Tabela 4. Classificação da obesidade [51].

Classificação IMC (kg/m2) Baixo peso ≤ 18,5 Peso normal 18,5-24,9 Excesso de peso 25-29,9 Obesidade grau 1 30-34,9 Obesidade grau 2 35-39,9 Obesidade grau 3 ≥ 40

Para além da gordura corporal total, a gordura visceral é outro fator a ter em conta: trata-se de um tipo de gordura presente no abdomen e em órgãos vitais circundantes, frequentemente associada ao desenvolvimento de HTA, diabetes, cancro e ocorrência de AVC e EAM [52]. Quanto ao panorama em Portugal, no que toca ao excesso de peso, 28,7% dos portugueses com idades entre os 25 e os 74 anos sofre de obesidade, sobretudo as mulheres (32,1%) [45].

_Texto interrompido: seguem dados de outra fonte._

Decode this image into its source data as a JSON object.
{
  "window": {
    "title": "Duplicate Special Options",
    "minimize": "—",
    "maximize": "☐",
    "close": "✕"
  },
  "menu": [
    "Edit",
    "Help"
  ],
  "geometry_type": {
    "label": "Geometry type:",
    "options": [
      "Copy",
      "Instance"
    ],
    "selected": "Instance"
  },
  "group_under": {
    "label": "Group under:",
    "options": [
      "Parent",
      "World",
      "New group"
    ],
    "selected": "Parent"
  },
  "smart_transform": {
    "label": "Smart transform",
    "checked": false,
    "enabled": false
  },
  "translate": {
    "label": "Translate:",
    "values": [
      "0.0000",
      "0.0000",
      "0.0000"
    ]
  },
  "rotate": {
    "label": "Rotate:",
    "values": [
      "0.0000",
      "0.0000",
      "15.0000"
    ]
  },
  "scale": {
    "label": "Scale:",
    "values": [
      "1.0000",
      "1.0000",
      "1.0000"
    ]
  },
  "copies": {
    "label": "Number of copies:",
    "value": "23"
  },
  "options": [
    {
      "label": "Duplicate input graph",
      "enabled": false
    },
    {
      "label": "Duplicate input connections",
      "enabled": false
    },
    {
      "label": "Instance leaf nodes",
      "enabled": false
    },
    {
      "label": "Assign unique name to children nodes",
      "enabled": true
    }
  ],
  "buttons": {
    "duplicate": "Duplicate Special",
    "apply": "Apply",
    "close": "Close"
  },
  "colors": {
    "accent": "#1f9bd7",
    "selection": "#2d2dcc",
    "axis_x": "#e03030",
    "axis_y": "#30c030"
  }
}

3.2. Minimização do Risco Cardiovascular

O risco cardiovascular pode ser prevenido ou minimizado através da adoção de um estilo de vida saudável. Tal passa por uma alimentação equilibrada, o que inclui, a redução do consumo alimentos ricos em sal e de gorduras saturadas de origem animal, privilegiando os vegetais e frutas, a prática regular de exercício físico, adaptado às necessidades do indivíduo, a manutenção do peso em valores adequados, a ingestão diária de quantidades apropriadas de água (1,5 L), o abandono do tabaco e a diminuição do stress em excesso [41]. É também fundamental a monitorização regular da PA, glicémia, bem como os níveis de colesterol (HDL e LDL) e triglicerídeos. Por outro lado, a adesão à farmacoterapia é, na maior parte dos casos, decisiva para a sobrevivência do indivíduo. Desta forma, pela sua proximidade aos utentes, o farmacêutico tem um papel fundamental na referenciação de indivíduos em risco e acompanhamento dos doentes em terapêutica farmacológica, bem como no apoio à prevenção.